O Globo, n. 31471, 06/10/2019. Economia, p. 30

Muito além da economia

Míriam Leitão


Há muito mais na economia do que apenas os indicadores ou decisões da área estritamente econômica. Ela depende, para ter um bom desempenho, de inúmeros sinais e situações que estão em outros setores. Uma parte das expectativas de retomada do crescimento está condicionada ao andamento da agenda legislativa, mas o presidente tomou a decisão de não formar uma base parlamentar estável, e por isso o governo tem improvisado no relacionamento com o Congresso. Além disso, Bolsonaro tem uma lista de prioridades idiossincrática, muitas delas vão no sentido oposto ao que deveria para alavancar o crescimento. Na terça-feira passada, Bolsonaro se reuniu com garimpeiros, demonstrou saudosismo em relação ao tempo em que eles atuaram de forma predatória e sem limites legais, e ainda falou a frase depreciativa sobre “a árvore”. Esse tipo de cena tem o efeito de derreter intenções de investimento. A grande mineração exige hoje regras de conduta muito severas porque presta contas aos stakeholders, ou seja, a todas as partes interessadas. Os erros colossais da Vale elevaram o nível de exigência da atuação dessas empresas no Brasil. É hora de mostrar mais aderência aos valores que desembarcaram no mundo dos negócios. O garimpo é o oposto de uma produção sustentável dos recursos minerais.

Em bases quase diárias, o governo dá sinais de não ter uma agenda de superação dos obstáculos ao crescimento. O ministro do Meio Ambiente repete ideias e toma decisões antiambientais. O ministro da Educação trava uma batalha na mídia social em mau português contra fantasmas ideológicos. O ministro da Cidadania se dedica a restabelecer a censura na área cultural. O ministro das Relações Exteriores se enclausura em ideias estreitas e revoga as virtudes conhecidas da diplomacia brasileira. Nada disso é economia e tudo é economia. Os sinais que sustentam a confiança dependem de que o país esteja atualizado com as tendências do mundo nas áreas ambiental, educacional, cultural e diplomática. O obscurantismo em qualquer desses setores é um pacto antiprogresso. O que grandes investidores se perguntam é para onde está indo o país, se a educação preparará os estudantes para os desafios do século XXI, se as preocupações ambientais e climáticas estão sendo incluídas na agenda pública, se a diplomacia está ampliando as relações internacionais, se a política cultural expressa a diversidade do país. O governo está emitindo sinais difusos em áreas diferentes que convergem para a mesma mensagem: a de que o país está em retrocesso social e político. E querem que a economia progrida sozinha tirando o país do atoleiro em que se encontra. Ela é parte de um todo. A ideia de que se pode modernizar a economia em um governo de valores arcaicos é um contrassenso.

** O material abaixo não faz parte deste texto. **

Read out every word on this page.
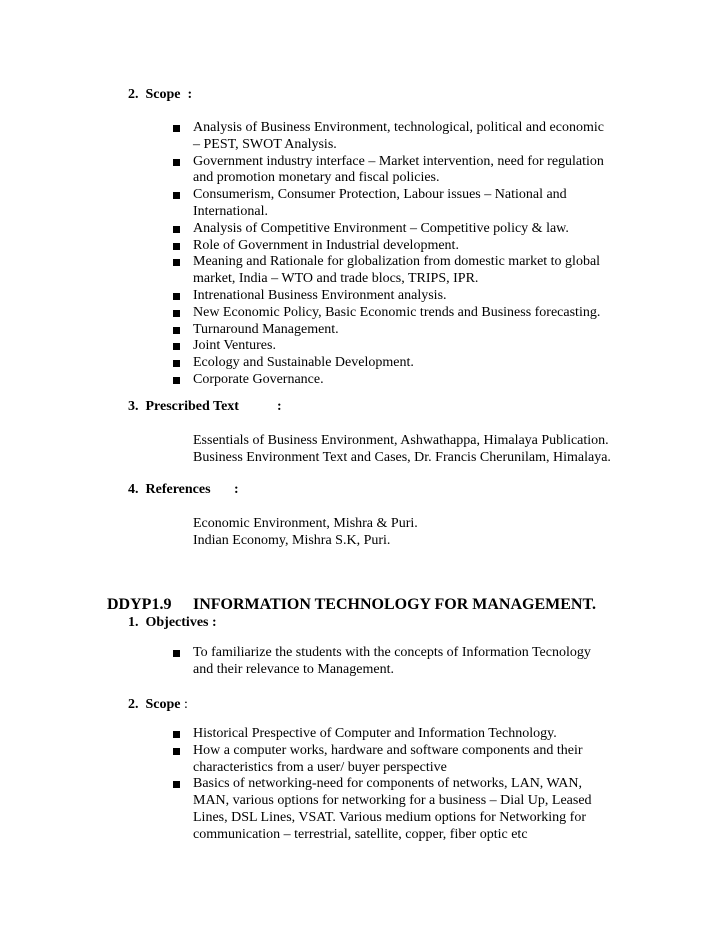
2. Scope :
Analysis of Business Environment, technological, political and economic
– PEST, SWOT Analysis.
Government industry interface – Market intervention, need for regulation
and promotion monetary and fiscal policies.
Consumerism, Consumer Protection, Labour issues – National and
International.
Analysis of Competitive Environment – Competitive policy & law.
Role of Government in Industrial development.
Meaning and Rationale for globalization from domestic market to global
market, India – WTO and trade blocs, TRIPS, IPR.
Intrenational Business Environment analysis.
New Economic Policy, Basic Economic trends and Business forecasting.
Turnaround Management.
Joint Ventures.
Ecology and Sustainable Development.
Corporate Governance.
3. Prescribed Text	:
Essentials of Business Environment, Ashwathappa, Himalaya Publication.
Business Environment Text and Cases, Dr. Francis Cherunilam, Himalaya.
4. References :
Economic Environment, Mishra & Puri.
Indian Economy, Mishra S.K, Puri.
DDYP1.9 INFORMATION TECHNOLOGY FOR MANAGEMENT.
1. Objectives :
To familiarize the students with the concepts of Information Tecnology
and their relevance to Management.
2. Scope :
Historical Prespective of Computer and Information Technology.
How a computer works, hardware and software components and their
characteristics from a user/ buyer perspective
Basics of networking-need for components of networks, LAN, WAN,
MAN, various options for networking for a business – Dial Up, Leased
Lines, DSL Lines, VSAT. Various medium options for Networking for
communication – terrestrial, satellite, copper, fiber optic etc
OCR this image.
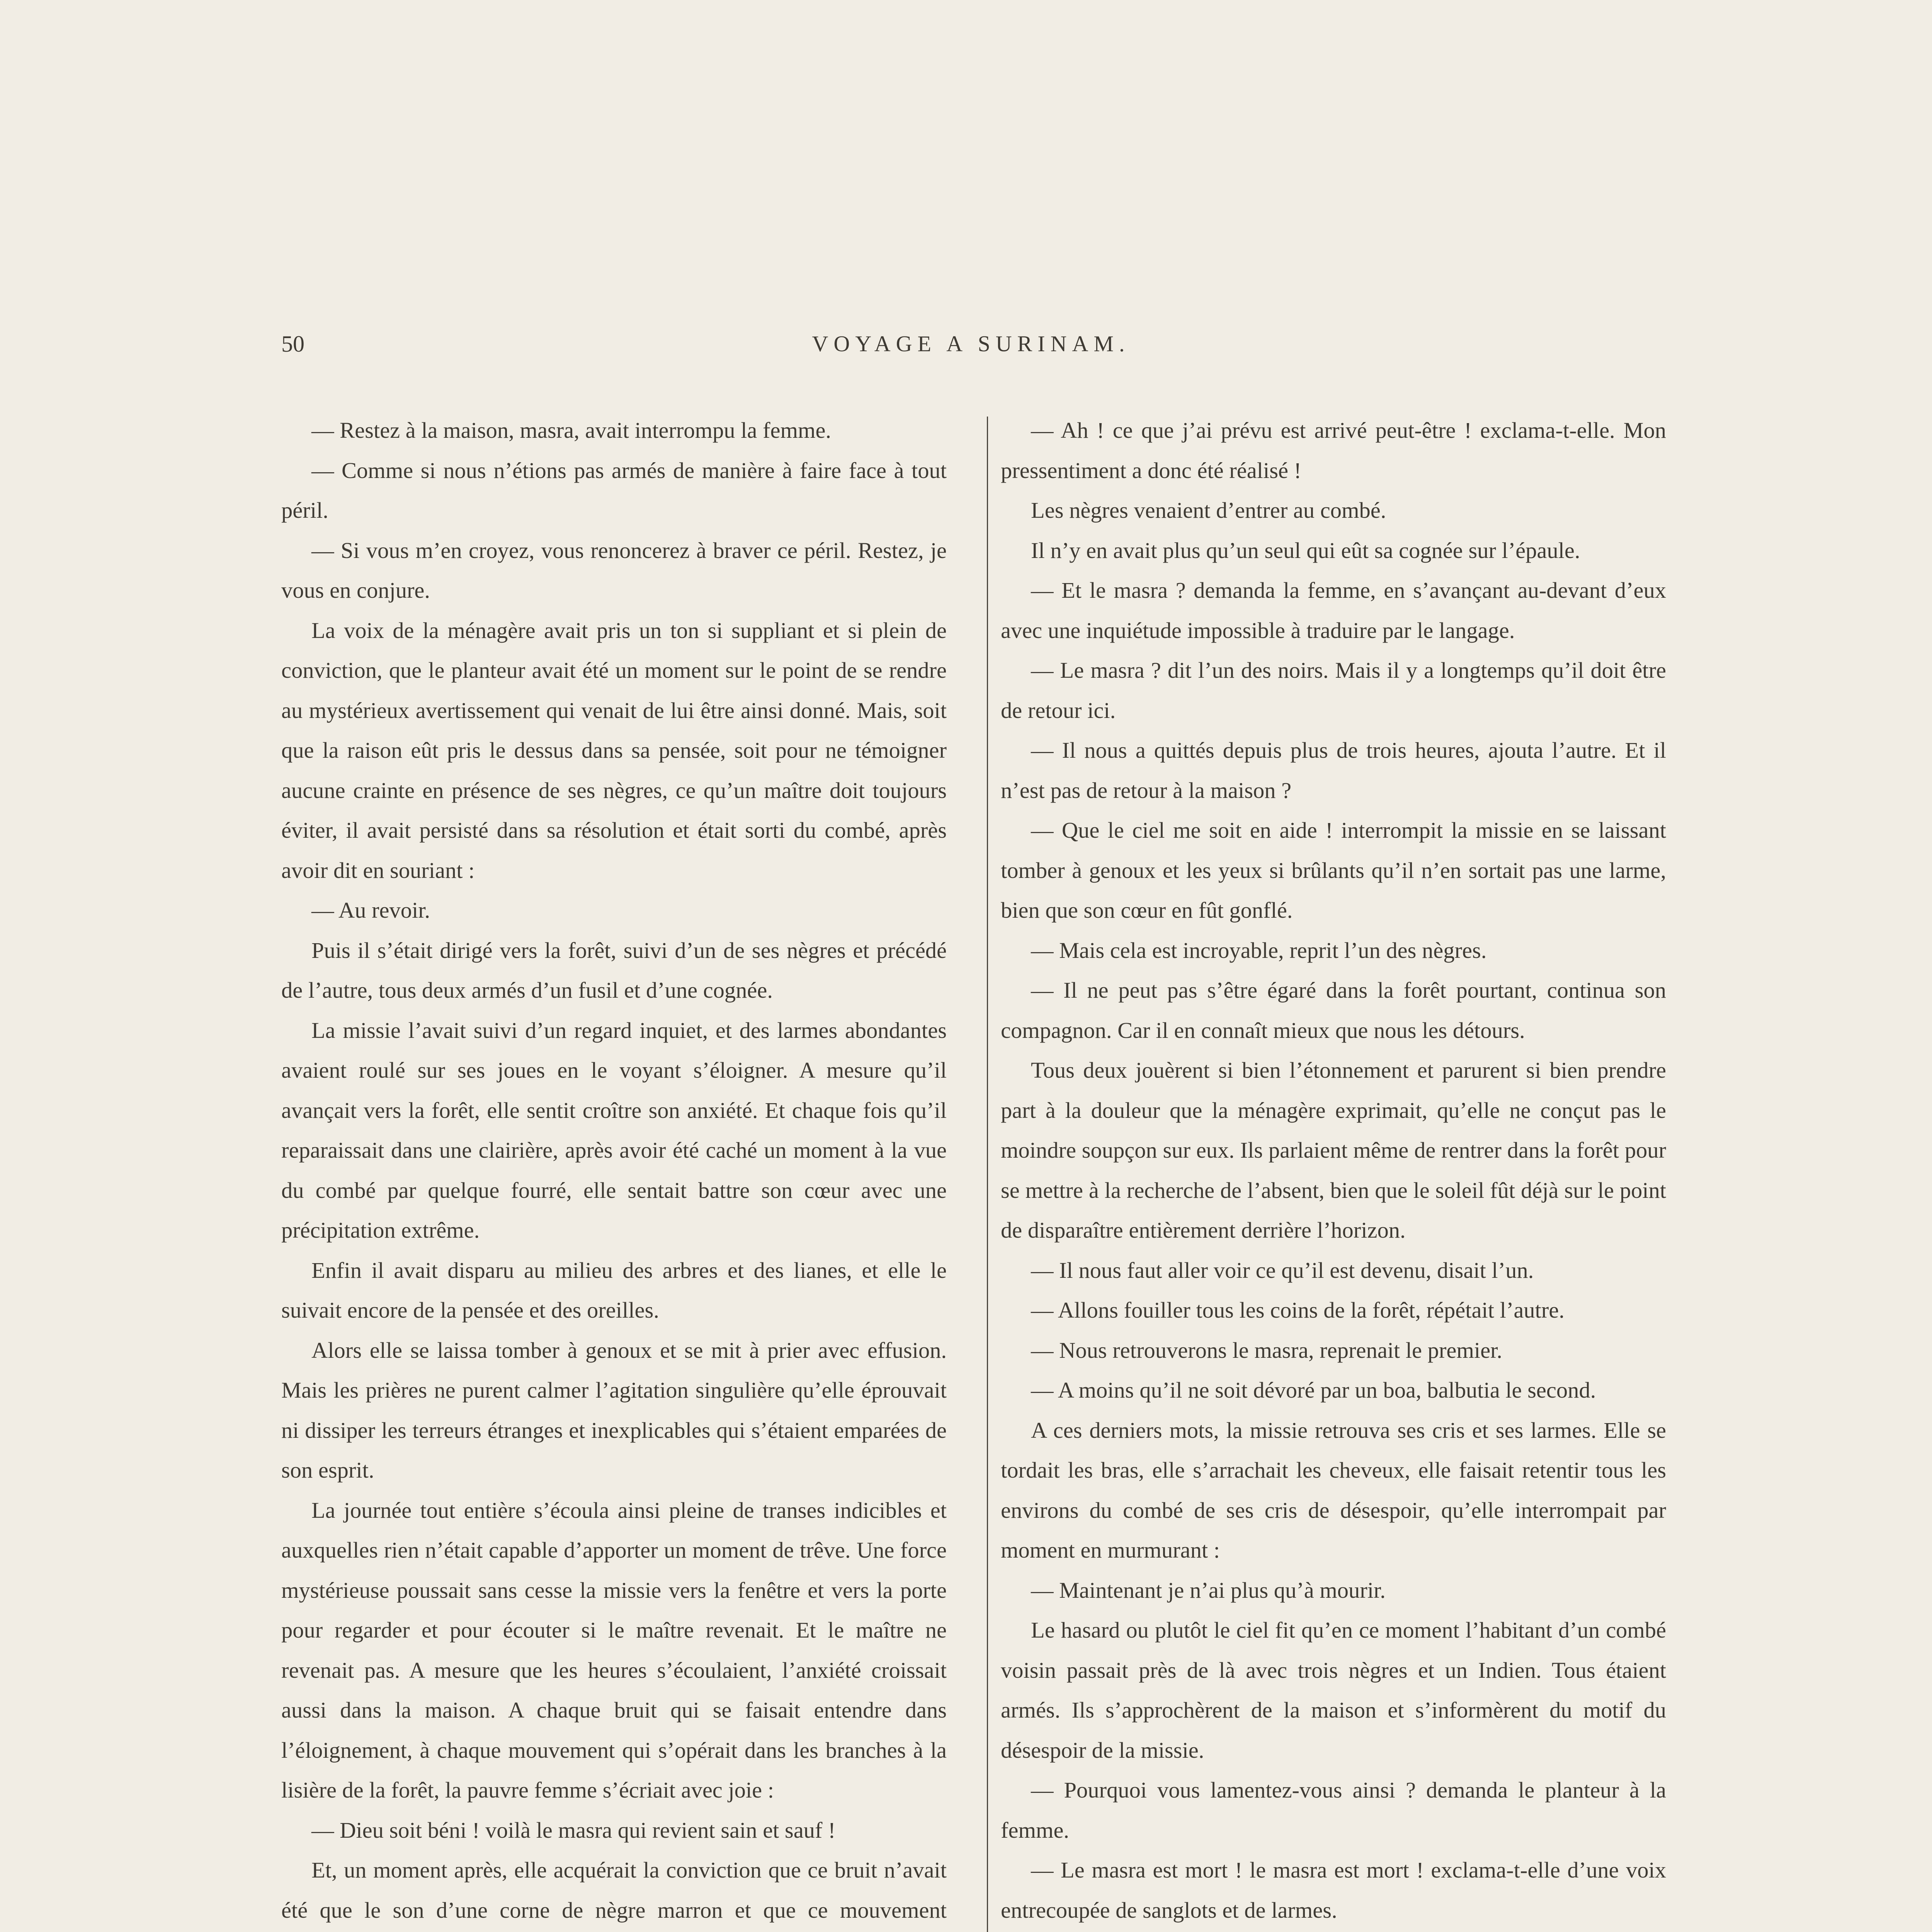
50	VOYAGE A SURINAM.

— Restez à la maison, masra, avait interrompu la femme.

— Comme si nous n’étions pas armés de manière à faire face à tout péril.

— Si vous m’en croyez, vous renoncerez à braver ce péril. Restez, je vous en conjure.

La voix de la ménagère avait pris un ton si suppliant et si plein de conviction, que le planteur avait été un moment sur le point de se rendre au mystérieux avertissement qui venait de lui être ainsi donné. Mais, soit que la raison eût pris le dessus dans sa pensée, soit pour ne témoigner aucune crainte en présence de ses nègres, ce qu’un maître doit toujours éviter, il avait persisté dans sa résolution et était sorti du combé, après avoir dit en souriant :

— Au revoir.

Puis il s’était dirigé vers la forêt, suivi d’un de ses nègres et précédé de l’autre, tous deux armés d’un fusil et d’une cognée.

La missie l’avait suivi d’un regard inquiet, et des larmes abondantes avaient roulé sur ses joues en le voyant s’éloigner. A mesure qu’il avançait vers la forêt, elle sentit croître son anxiété. Et chaque fois qu’il reparaissait dans une clairière, après avoir été caché un moment à la vue du combé par quelque fourré, elle sentait battre son cœur avec une précipitation extrême.

Enfin il avait disparu au milieu des arbres et des lianes, et elle le suivait encore de la pensée et des oreilles.

Alors elle se laissa tomber à genoux et se mit à prier avec effusion. Mais les prières ne purent calmer l’agitation singulière qu’elle éprouvait ni dissiper les terreurs étranges et inexplicables qui s’étaient emparées de son esprit.

La journée tout entière s’écoula ainsi pleine de transes indicibles et auxquelles rien n’était capable d’apporter un moment de trêve. Une force mystérieuse poussait sans cesse la missie vers la fenêtre et vers la porte pour regarder et pour écouter si le maître revenait. Et le maître ne revenait pas. A mesure que les heures s’écoulaient, l’anxiété croissait aussi dans la maison. A chaque bruit qui se faisait entendre dans l’éloignement, à chaque mouvement qui s’opérait dans les branches à la lisière de la forêt, la pauvre femme s’écriait avec joie :

— Dieu soit béni ! voilà le masra qui revient sain et sauf !

Et, un moment après, elle acquérait la conviction que ce bruit n’avait été que le son d’une corne de nègre marron et que ce mouvement

— Ah ! ce que j’ai prévu est arrivé peut-être ! exclama-t-elle. Mon pressentiment a donc été réalisé !

Les nègres venaient d’entrer au combé.

Il n’y en avait plus qu’un seul qui eût sa cognée sur l’épaule.

— Et le masra ? demanda la femme, en s’avançant au-devant d’eux avec une inquiétude impossible à traduire par le langage.

— Le masra ? dit l’un des noirs. Mais il y a longtemps qu’il doit être de retour ici.

— Il nous a quittés depuis plus de trois heures, ajouta l’autre. Et il n’est pas de retour à la maison ?

— Que le ciel me soit en aide ! interrompit la missie en se laissant tomber à genoux et les yeux si brûlants qu’il n’en sortait pas une larme, bien que son cœur en fût gonflé.

— Mais cela est incroyable, reprit l’un des nègres.

— Il ne peut pas s’être égaré dans la forêt pourtant, continua son compagnon. Car il en connaît mieux que nous les détours.

Tous deux jouèrent si bien l’étonnement et parurent si bien prendre part à la douleur que la ménagère exprimait, qu’elle ne conçut pas le moindre soupçon sur eux. Ils parlaient même de rentrer dans la forêt pour se mettre à la recherche de l’absent, bien que le soleil fût déjà sur le point de disparaître entièrement derrière l’horizon.

— Il nous faut aller voir ce qu’il est devenu, disait l’un.

— Allons fouiller tous les coins de la forêt, répétait l’autre.

— Nous retrouverons le masra, reprenait le premier.

— A moins qu’il ne soit dévoré par un boa, balbutia le second.

A ces derniers mots, la missie retrouva ses cris et ses larmes. Elle se tordait les bras, elle s’arrachait les cheveux, elle faisait retentir tous les environs du combé de ses cris de désespoir, qu’elle interrompait par moment en murmurant :

— Maintenant je n’ai plus qu’à mourir.

Le hasard ou plutôt le ciel fit qu’en ce moment l’habitant d’un combé voisin passait près de là avec trois nègres et un Indien. Tous étaient armés. Ils s’approchèrent de la maison et s’informèrent du motif du désespoir de la missie.

— Pourquoi vous lamentez-vous ainsi ? demanda le planteur à la femme.

— Le masra est mort ! le masra est mort ! exclama-t-elle d’une voix entrecoupée de sanglots et de larmes.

A reforma da Previdência passou por várias etapas, sendo desidratada no meio do caminho, e enfrentando muitos sustos. Se caminhou foi à despeito do presidente da República, que se mobilizou apenas para a defesa corporativista que fez ao longo da vida. A causa de adaptar o sistema de pensões e aposentadorias à realidade demográfica e fiscal brasileira foi abraçada por líderes de partidos que não são governistas e foi votada até por alguns parlamentares da oposição, com um custo político alto. A área econômica teve alguns valorosos combatentes no esforço de entendimento com o Congresso, mas a articulação política não aplainou o terreno para os técnicos da economia. Pelo contrário, as muitas falhas na articulação tornaram o caminho mais pedregoso.

O Ministério da Economia fala em muitas reformas. Elas são ambiciosas: mudariam a estrutura do gasto público e implantariam um novo federalismo. O presidente se mobiliza pela liberação de armas, na defesa de torturadores e da ditadura, em favor do garimpo e exploração mineral em terras indígenas, contra a proteção do meio ambiente e na garantia de vantagens para os filhos. A agenda da economia é uma retórica superlativa ainda sem projetos elaborados. A do presidente tem iniciativas, decretos e MPs que dispersam a atenção do Congresso. O progresso é muito mais do que um indicador e a economia jamais será uma ilha.